Pts were randomized 1:1 with stratification by exposure to third-generation EGFR-TKI (yes/no) and presence of brain metastases (BMs) at baseline (yes/no) to receive ivo (20 mg/kg) plus pemetrexed (500 mg/m2)/carboplatin (AUC 5) or placebo with same chemo every 3 weeks x 4 cycles followed by maintenance therapy of ivo or placebo with pemetrexed. Overall PFS by independent radiologic review committee (IRRC) was the primary endpoint. Brain scans were performed in all pts at baseline and progression and, for pts with baseline BMs, at scheduled assessments until progression. IC PFS was defined as time from random assignment until date of objective IC progression or death from any cause in the absence of known IC progression.

Results

A total of 322 pts were randomized (161 to each arm); 21.7% vs 23.0% of pts had baseline BMs in the ivo and placebo arms, respectively. As of March 10, 2023, median (med) follow up time was 7.9 months (mo). Pts assigned to ivo with chemo demonstrated a significantly superior PFS by IRRC compared to placebo with chemo (med 7.1 vs 4.8 mo; HR 0.46 [0.34, 0.62], P < 0.0001); overall PFS was improved in pts without BMs (HR 0.48 [0.34-0.69]) and those with baseline BMs (HR 0.40 [0.22-0.73]). IC PFS with ivo/chemo was significantly improved compared to placebo/chemo in the intent-to-treat population (med not reached in either arm; HR 0.39 [0.24, 0.64], p < 0.001) and in pts with BMs at baseline (med 8.4 vs 5.4 mo; HR 0.33 [0.15, 0,74], p = 0.005).

Conclusions

In addition to improving previously reported efficacy endpoints on HARMONi-A, ivo added to chemo significantly improved IC PFS among pts with advanced EGFRm+ NSCLC whose disease had progressed on prior EGFR TKI therapy.

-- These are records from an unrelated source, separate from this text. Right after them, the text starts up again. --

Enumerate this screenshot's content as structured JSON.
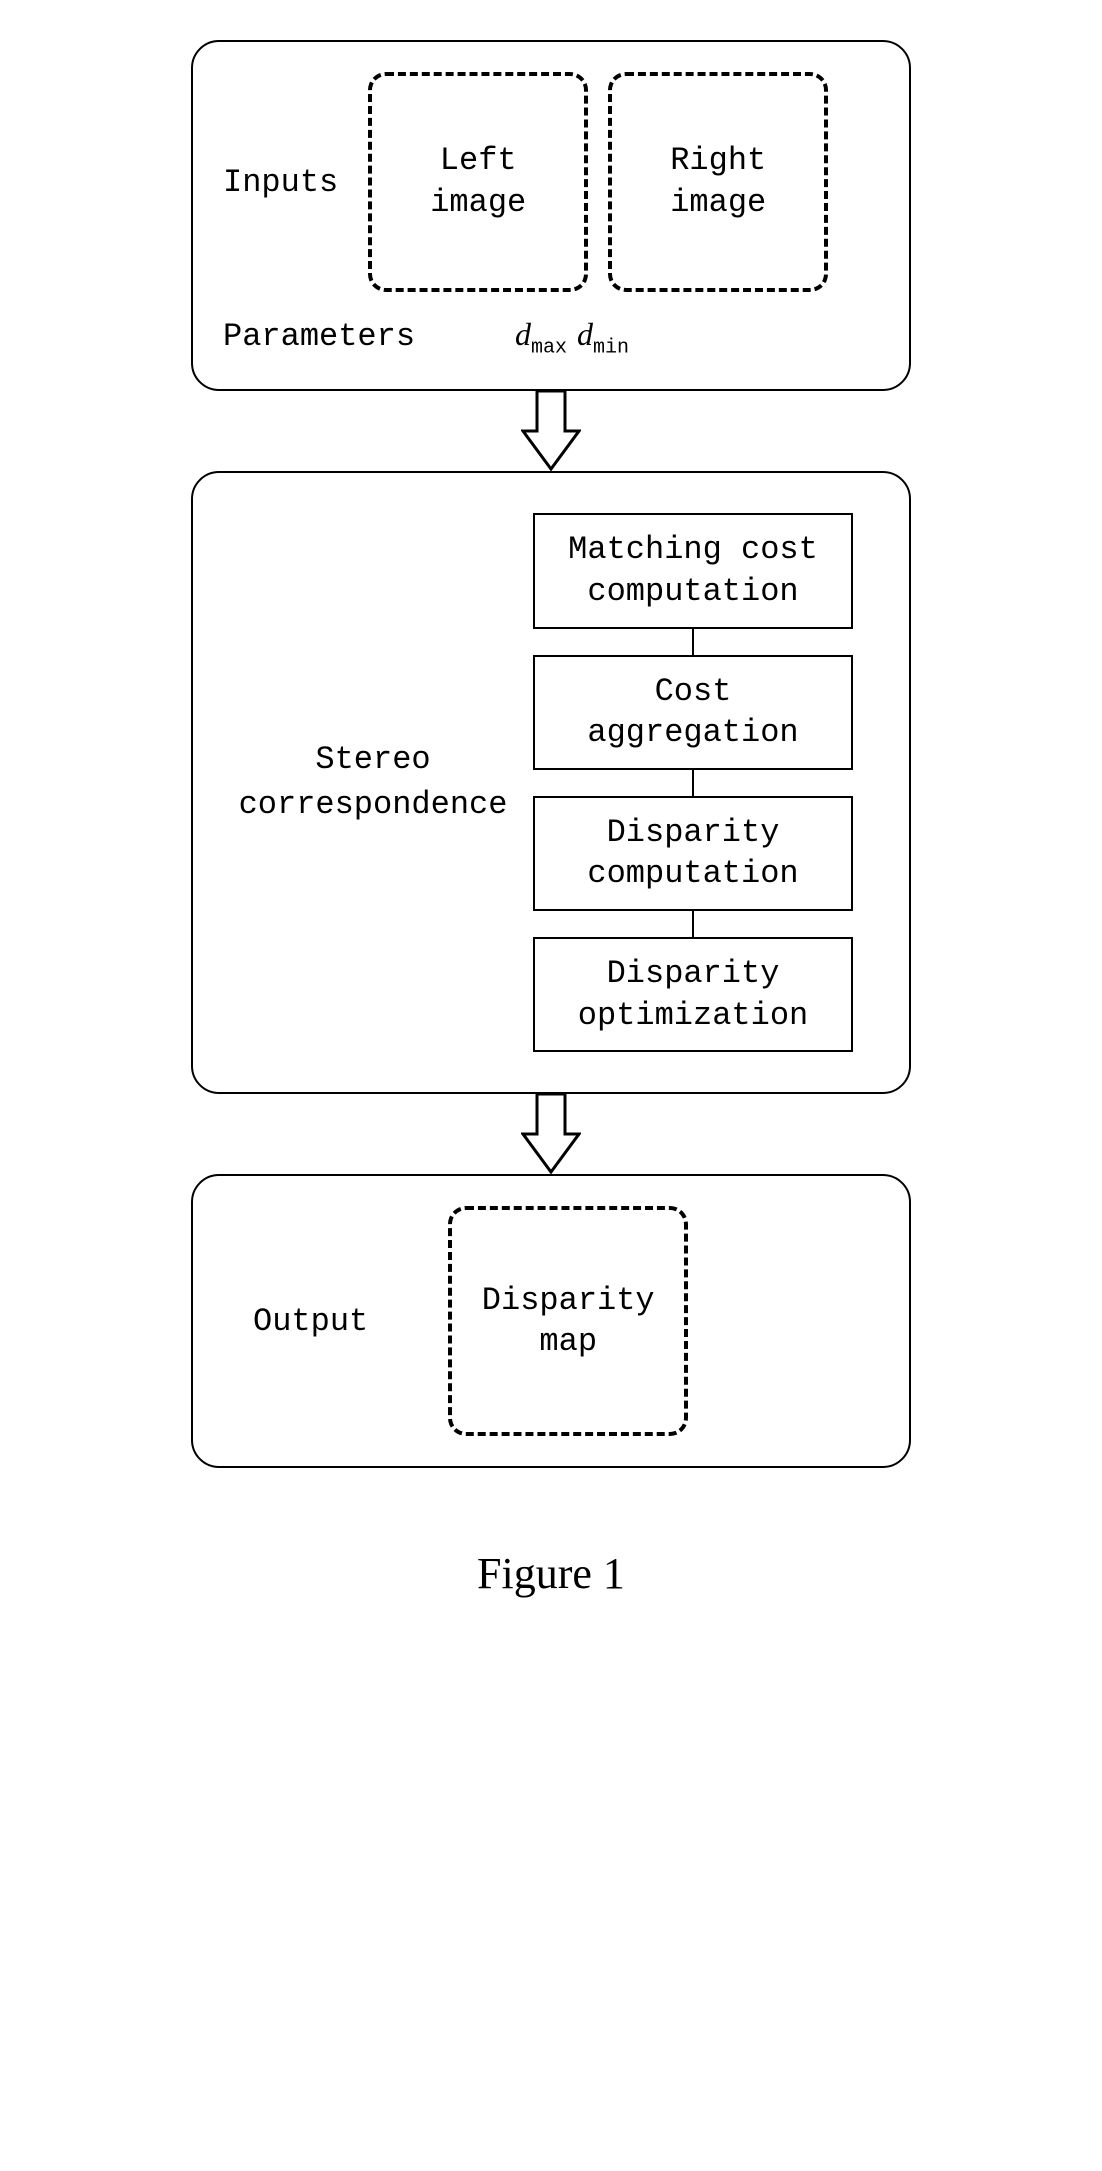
{
  "type": "flowchart",
  "background_color": "#ffffff",
  "stroke_color": "#000000",
  "font_family_mono": "Courier New",
  "font_family_serif": "Times New Roman",
  "label_fontsize": 32,
  "caption_fontsize": 44,
  "stage_border_radius": 28,
  "dashed_box_border_radius": 18,
  "stage_width": 720,
  "stages": {
    "inputs": {
      "label": "Inputs",
      "left_image": "Left\nimage",
      "right_image": "Right\nimage",
      "params_label": "Parameters",
      "param_dmax_var": "d",
      "param_dmax_sub": "max",
      "param_dmin_var": "d",
      "param_dmin_sub": "min"
    },
    "stereo": {
      "label": "Stereo\ncorrespondence",
      "steps": [
        "Matching cost\ncomputation",
        "Cost\naggregation",
        "Disparity\ncomputation",
        "Disparity\noptimization"
      ]
    },
    "output": {
      "label": "Output",
      "box": "Disparity\nmap"
    }
  },
  "caption": "Figure 1",
  "arrow": {
    "width": 60,
    "height": 80,
    "shaft_width": 28,
    "head_width": 56,
    "fill": "#ffffff",
    "stroke": "#000000",
    "stroke_width": 3
  }
}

Clinical trial identification

NCT05184712.

Legal entity responsible for the study

Akeso Biopharma.

Funding

Akeso Biopharma.

Disclosure

L. Zhang: Financial Interests, Institutional, Research Grant, Research support: Hengrui, BeiGene, Xiansheng, Eli Lilly, Novartis, Roche, Hansoh, Bristol Myers Squibb Pharma; Financial Interests, Institutional, Speaker, Consultant, Advisor: Beigene, Xiansheng Pharma, MSD. H.(West: Financial Interests, Institutional, Full or part-time Employment: Summit Therapeutics; Non-Financial Interests, Institutional, Member of Board of Directors, Founder, previously President & CEO, currently a member of the Board of Directors: Global Resource for Advancing Cancer Education (GRACE). W. Li: Financial Interests, Personal, Full or part-time Employment: Akeso Biopharma. Y. Xia: Financial Interests, Institutional, Full or part-time Employment: Akeso Biopharma; Financial Interests, Institutional, Member of Board of Directors: Akeso Biopharma. All other authors have declared no conflicts of interest.